Her Name's 'French.' Her Humor's Universal.
WHY YOU SHOULD CARE
Atlanta-based Joyelle Nicole Johnson is a fast-rising star in comedy who doesn't take herself too seriously and does take others' concerns lightly.
By Toyloy Brown III
- Joyelle Nicole Johnson has opened for Dave Chappelle and appeared on The Tonight Show Starring Jimmy Fallon and Late Night with Seth Meyers.
- But the Atlanta-based comedian is also using her unique ability to make people laugh to counter vaccine skepticism and advance female reproductive rights.
What was the first illegal thing you ever did? If you’re like most people, it was probably underage drinking or illegally downloading music. Joyelle Nicole Johnson’s first offense was going to a New Jersey school that was in a different district than the one she lived in, so she could get a better education.
“It’s like the first gangster sh*t I ever did,” Johnson says. She got caught and even had a private investigator following her for a while. Her mother then hired a lawyer who managed to ensure that Johnson could continue studying in the school of her choice.
Now 39, the Atlanta-based Johnson has taken that lifelong appetite for taking risks to the comedy stage. There, she’s a fast-rising star with a rare gift: She doesn’t take herself too seriously. Moreover, she doesn’t take things that really matter — like gender rights and public health — lightly.

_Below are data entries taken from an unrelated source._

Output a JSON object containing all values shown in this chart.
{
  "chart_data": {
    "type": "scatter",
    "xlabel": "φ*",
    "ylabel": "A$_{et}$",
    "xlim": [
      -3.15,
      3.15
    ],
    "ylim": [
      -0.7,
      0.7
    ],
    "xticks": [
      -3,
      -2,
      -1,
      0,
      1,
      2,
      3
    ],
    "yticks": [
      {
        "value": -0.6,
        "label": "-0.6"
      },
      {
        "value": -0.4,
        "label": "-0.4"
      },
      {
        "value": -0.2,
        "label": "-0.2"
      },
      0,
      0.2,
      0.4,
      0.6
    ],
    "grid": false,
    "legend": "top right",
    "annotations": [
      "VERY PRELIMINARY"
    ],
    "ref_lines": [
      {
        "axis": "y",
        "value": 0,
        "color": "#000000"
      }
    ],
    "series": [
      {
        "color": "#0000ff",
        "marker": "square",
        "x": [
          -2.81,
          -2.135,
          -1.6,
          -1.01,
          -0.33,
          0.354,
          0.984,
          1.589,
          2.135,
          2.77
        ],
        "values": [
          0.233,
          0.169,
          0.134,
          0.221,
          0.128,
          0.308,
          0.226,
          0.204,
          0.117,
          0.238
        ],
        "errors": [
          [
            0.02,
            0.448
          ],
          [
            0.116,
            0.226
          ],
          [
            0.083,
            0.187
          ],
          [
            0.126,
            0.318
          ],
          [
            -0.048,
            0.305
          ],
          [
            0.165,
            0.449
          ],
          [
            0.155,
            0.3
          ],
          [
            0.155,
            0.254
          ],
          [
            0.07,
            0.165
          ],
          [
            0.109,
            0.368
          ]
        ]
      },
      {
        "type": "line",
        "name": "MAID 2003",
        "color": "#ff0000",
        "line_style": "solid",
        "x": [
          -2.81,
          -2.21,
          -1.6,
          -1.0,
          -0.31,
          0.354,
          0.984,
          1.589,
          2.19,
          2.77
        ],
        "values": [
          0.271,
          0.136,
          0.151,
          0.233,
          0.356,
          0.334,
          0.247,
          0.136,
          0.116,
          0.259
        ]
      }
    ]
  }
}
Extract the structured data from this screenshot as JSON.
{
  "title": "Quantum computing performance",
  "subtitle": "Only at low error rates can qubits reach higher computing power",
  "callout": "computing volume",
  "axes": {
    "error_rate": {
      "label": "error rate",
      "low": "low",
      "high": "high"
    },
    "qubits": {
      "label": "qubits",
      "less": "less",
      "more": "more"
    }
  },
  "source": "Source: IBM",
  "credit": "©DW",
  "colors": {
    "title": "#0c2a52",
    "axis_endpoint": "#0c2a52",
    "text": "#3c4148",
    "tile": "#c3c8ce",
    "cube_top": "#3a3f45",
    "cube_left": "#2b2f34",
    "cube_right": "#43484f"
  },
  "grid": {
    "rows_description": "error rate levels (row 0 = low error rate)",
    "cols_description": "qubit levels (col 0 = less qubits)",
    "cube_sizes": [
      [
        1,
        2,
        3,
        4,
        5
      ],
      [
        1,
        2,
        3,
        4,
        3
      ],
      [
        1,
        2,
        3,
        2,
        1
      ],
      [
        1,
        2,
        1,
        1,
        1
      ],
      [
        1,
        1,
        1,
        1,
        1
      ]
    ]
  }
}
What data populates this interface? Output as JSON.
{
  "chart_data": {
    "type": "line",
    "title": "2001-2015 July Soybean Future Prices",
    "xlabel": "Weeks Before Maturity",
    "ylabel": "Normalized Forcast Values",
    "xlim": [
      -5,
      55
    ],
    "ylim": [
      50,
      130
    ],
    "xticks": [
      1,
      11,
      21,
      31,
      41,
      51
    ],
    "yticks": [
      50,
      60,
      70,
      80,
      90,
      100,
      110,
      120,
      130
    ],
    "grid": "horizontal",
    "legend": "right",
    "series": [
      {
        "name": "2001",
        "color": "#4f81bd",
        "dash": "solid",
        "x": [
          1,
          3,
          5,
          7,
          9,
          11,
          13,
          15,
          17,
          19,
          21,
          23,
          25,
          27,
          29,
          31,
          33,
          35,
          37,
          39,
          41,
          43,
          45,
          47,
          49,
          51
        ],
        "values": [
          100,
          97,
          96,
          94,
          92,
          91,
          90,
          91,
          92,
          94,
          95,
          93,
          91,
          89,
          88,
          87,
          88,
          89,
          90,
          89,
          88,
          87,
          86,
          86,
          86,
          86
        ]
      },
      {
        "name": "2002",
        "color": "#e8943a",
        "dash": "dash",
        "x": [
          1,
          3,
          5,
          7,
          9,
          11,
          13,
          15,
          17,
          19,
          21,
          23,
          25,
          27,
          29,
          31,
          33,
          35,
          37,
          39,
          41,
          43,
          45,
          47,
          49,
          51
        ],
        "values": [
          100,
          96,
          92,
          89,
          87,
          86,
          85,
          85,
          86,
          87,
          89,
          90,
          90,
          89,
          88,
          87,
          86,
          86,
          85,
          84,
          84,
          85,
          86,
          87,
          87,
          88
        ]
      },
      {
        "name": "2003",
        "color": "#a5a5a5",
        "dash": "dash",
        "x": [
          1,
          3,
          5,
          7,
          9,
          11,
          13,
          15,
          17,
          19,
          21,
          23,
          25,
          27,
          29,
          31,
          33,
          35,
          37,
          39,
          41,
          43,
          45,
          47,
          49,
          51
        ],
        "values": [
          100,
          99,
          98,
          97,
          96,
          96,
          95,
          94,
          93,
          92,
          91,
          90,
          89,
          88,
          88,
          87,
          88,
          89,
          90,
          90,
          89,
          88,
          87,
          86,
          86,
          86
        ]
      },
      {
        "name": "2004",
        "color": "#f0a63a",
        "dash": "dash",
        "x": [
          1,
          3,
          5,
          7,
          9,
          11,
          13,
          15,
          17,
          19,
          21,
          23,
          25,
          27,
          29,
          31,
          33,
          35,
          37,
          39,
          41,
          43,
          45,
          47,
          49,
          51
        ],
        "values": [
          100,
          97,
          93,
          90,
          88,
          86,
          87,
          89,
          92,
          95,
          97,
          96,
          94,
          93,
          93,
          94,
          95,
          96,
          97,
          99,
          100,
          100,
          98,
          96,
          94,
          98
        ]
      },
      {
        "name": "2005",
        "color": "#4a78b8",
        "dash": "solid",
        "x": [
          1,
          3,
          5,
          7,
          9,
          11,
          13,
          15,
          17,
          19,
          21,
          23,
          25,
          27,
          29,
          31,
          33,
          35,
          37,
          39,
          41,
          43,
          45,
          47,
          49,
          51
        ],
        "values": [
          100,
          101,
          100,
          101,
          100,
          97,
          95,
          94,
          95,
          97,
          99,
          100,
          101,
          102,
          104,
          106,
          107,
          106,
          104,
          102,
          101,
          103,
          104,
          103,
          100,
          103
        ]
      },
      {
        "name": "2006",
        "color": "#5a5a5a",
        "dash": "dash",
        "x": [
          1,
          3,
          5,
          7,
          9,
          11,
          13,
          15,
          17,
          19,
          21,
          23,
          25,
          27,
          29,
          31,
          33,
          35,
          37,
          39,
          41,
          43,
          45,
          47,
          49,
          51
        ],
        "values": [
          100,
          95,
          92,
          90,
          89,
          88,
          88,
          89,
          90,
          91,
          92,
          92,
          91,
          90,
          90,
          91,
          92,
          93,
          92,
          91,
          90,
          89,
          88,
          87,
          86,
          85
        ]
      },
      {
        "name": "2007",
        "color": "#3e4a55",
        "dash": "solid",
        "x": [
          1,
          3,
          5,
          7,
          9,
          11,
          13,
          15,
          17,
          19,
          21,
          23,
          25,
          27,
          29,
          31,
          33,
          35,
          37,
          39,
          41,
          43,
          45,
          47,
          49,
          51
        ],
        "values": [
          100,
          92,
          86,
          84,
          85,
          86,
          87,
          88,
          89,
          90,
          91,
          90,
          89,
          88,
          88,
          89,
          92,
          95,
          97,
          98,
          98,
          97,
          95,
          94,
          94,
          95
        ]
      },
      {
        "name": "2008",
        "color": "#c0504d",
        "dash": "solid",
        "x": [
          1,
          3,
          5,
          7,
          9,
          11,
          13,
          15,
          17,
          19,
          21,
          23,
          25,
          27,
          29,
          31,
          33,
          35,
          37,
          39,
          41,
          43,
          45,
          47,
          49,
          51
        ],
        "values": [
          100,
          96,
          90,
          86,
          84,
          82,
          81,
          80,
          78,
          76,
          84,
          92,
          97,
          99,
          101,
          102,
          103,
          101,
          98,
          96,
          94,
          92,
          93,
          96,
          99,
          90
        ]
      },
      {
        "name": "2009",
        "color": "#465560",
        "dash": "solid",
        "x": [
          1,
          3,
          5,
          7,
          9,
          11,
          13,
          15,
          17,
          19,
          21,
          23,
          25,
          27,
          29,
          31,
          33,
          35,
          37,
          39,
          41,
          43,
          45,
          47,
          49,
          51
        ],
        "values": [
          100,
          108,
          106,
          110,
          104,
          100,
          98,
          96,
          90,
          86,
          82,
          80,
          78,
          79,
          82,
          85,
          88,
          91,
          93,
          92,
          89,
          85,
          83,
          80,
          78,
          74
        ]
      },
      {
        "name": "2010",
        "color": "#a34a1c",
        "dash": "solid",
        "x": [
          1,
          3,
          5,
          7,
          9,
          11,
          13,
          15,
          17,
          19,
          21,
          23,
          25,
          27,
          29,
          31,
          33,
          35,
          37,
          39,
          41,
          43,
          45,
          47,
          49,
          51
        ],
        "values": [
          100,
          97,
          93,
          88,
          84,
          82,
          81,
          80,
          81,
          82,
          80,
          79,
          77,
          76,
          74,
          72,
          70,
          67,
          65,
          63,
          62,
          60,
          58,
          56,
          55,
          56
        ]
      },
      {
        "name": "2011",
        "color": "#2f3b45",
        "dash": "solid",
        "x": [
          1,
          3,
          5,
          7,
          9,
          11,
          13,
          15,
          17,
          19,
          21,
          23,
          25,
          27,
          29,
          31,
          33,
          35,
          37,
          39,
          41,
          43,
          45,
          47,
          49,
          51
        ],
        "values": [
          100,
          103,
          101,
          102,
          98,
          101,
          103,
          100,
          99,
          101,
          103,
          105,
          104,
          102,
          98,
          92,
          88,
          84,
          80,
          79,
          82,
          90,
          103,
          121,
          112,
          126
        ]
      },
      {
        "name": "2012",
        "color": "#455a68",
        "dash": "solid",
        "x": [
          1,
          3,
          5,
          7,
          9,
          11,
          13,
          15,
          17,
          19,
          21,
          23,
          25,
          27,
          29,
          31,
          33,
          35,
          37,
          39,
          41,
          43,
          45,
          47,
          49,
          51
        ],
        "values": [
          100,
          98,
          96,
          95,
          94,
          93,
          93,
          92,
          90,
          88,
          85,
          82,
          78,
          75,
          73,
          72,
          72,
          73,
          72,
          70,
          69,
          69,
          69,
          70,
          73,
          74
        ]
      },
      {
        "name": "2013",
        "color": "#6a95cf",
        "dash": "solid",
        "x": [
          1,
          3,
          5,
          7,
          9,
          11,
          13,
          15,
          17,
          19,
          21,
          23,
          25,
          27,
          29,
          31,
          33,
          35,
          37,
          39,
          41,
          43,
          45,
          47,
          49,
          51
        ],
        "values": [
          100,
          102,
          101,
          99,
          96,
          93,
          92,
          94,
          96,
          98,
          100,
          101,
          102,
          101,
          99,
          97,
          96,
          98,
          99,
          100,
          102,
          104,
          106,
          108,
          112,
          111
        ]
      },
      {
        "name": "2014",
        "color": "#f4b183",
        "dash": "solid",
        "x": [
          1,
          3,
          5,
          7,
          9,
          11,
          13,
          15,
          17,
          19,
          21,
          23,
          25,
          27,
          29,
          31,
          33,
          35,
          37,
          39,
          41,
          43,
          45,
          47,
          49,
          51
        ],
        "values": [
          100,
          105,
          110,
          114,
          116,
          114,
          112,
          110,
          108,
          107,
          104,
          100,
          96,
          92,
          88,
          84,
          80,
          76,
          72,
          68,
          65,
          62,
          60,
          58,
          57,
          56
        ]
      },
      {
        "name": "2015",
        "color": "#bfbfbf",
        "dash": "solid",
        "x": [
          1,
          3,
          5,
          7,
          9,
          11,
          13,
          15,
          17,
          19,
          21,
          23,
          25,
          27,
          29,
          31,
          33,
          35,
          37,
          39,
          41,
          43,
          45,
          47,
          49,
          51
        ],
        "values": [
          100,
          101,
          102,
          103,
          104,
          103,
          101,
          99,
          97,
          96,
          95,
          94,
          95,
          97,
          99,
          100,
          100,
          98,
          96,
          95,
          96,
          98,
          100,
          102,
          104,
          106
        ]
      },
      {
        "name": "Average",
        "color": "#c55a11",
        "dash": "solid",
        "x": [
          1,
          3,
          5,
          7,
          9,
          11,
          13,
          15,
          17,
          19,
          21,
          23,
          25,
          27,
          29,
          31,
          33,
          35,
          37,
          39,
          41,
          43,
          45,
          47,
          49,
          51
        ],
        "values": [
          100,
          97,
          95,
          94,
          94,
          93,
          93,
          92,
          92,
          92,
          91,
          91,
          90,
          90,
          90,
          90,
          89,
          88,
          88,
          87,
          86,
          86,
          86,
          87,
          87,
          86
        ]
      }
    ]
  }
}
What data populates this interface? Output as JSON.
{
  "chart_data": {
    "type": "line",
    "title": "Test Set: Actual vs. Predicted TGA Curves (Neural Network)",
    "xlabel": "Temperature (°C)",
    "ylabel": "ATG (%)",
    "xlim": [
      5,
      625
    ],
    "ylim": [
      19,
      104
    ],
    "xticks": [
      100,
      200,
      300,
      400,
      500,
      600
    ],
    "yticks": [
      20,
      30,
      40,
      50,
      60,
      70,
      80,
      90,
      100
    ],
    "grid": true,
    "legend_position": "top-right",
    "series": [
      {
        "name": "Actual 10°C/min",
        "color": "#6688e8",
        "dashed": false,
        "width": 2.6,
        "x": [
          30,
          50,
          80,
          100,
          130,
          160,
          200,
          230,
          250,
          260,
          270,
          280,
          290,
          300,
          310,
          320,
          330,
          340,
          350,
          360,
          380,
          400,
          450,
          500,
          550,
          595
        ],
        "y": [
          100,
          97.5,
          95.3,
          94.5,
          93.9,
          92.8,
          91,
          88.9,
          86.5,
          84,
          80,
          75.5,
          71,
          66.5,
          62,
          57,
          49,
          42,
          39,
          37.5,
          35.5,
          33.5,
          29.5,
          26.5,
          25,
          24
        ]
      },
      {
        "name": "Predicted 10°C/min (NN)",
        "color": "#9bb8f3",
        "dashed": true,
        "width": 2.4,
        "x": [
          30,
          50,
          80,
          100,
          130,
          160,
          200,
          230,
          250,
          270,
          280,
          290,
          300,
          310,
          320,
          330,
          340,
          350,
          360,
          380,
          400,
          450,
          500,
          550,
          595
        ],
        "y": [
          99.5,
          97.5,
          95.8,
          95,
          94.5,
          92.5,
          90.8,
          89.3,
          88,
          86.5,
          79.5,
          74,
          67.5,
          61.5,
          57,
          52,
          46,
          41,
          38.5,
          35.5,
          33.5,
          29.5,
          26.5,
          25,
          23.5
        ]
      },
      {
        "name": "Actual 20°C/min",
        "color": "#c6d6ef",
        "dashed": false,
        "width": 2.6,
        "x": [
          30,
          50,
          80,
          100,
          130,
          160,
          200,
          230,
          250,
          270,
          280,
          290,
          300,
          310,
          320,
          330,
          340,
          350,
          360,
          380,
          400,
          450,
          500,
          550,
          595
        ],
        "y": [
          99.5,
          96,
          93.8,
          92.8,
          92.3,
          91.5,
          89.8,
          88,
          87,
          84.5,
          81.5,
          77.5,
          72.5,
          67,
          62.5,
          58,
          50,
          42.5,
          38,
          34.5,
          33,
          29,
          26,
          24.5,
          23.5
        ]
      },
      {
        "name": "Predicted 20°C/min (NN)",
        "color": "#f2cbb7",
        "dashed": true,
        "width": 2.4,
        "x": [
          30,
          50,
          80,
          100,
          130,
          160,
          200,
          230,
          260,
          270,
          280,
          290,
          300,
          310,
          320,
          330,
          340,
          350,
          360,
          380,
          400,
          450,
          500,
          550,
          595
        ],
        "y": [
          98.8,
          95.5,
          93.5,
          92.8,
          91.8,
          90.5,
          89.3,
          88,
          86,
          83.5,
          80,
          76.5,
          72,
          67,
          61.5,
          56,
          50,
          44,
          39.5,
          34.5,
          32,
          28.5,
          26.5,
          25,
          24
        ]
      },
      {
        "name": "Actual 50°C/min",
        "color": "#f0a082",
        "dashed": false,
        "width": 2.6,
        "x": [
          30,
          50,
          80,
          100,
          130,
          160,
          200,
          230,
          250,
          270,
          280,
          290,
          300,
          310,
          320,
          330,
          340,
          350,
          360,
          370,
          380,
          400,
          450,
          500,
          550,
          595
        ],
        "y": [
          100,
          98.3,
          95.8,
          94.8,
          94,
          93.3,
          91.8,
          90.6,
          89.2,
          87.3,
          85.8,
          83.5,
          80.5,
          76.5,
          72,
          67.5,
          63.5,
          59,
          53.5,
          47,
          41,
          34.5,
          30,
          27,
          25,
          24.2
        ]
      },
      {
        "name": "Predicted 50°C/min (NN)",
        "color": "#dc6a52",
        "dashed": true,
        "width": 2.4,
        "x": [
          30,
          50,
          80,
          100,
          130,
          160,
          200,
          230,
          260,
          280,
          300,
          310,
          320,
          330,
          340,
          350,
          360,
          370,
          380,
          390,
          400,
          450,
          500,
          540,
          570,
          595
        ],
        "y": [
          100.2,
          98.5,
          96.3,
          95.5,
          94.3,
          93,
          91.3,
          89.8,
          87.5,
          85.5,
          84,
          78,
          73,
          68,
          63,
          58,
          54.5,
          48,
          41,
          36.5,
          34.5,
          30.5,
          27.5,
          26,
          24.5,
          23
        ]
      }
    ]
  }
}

She has opened for Dave Chappelle and appeared on The Tonight Show Starring Jimmy Fallon, Late Night with Seth Meyers and Comedy Central’s digital series Comics to Watch. She also acted on the final season of HBO Max’s Crashing and will be on the fifth season of Search Party. Yet when a post on Twitter promoted a show describing her as someone seen on Fallon & Meyers, she was quick to quip that it sounded like she had been seen “at a personal injury law firm.”
Johnson’s mother, Joyce, always wanted to visit Paris. So she decided to give her daughter a French-sounding name, Joyelle. But the curse of having a one-of-a-kind name is that it is almost sure to be mispronounced.
“I think my favorite is Julia,” Johnson says. “I’ll say my name and people will be like ‘Julia’ and I’m like ‘you just don’t listen.’”
Johnson’s debut comedy album, YELL JOY, is an inversion of the syllables in her first name. It was released this year on Juneteenth, the recently named federal holiday and a special day for her and many Black people throughout the United States. Choosing June 19 — which commemorates the end of slavery in the U.S. in 1865 — for the album drop was intentional.
It is OK to talk about race, every single moment of the day.
Joyelle Nicole Johnson, comedian
The record label, in fact, preferred to drop it on a Friday. But Johnson knew it would be significant to set the release for the Saturday of Juneteenth. “I am a descendant of slaves, and . . . not that far back,” Johnson says. “We’re talking about a great-grandparent. That’s crazy.”
Johnson is proud of her Blackness and loves that it reflects in her jokes. “It’s how I feel, I can make it funny,” she says. “[Comedian] Paul Mooney taught me that it is OK to talk about race, every single moment of the day.” She is content with having her routine exude her Blackness because “America is always reminding” her of it.
She is also passionate about female reproductive rights. Johnson is a part of Abortion Access Front, a team of comedians and writers who use “humor to destigmatize abortion.” The group was formed by Lizz Winstead, co-creator of The Daily Show.
“I wanted my comedy in some way, shape or form to inform people politically of something,” Johnson says. “This is exactly what I wanted in life: to be able to use comedy to tell people [to] not make women feel ashamed about having abortions.”
She’s also been using her witty social media presence to push back against vaccine skepticism, especially within the African American community. Following news reports of zoo animals receiving experimental COVID-19 vaccines, she wrote on Twitter: “Dear Black people, white people are giving it to animals. It’s safe.”
Yet Johnson’s comedy style isn’t geared toward topical subjects in general. Her storytelling strategy primarily involves telling unique, personal accounts that people will find humorous. “One of the best pieces of advice I ever got was, if you’re talking to someone and you’re making them laugh, you should write it down because you could probably use it on stage,” Johnson says.
On her comedy album, YELL JOY, expect to be enthused by her off-beat anecdotes. Say, the story of a former roommate, who was a dominatrix, bringing a patron with a foot fetish to their home. There’s also a joke about the time Johnson was on a plane with a “chatty” 90-year-old white woman naming old Black people from her past or as Johnson calls it, “throwblacks.”
Comedy and acting are her priorities in life. But if she wasn’t telling jokes for a living and in front of the camera, she says she would still want to be in entertainment, behind the scenes in production. Next, she has a commercial with Subway on the way. “[I’m] going from 0 to 100 real quick,” she says. “I mean, I never related more to a song.”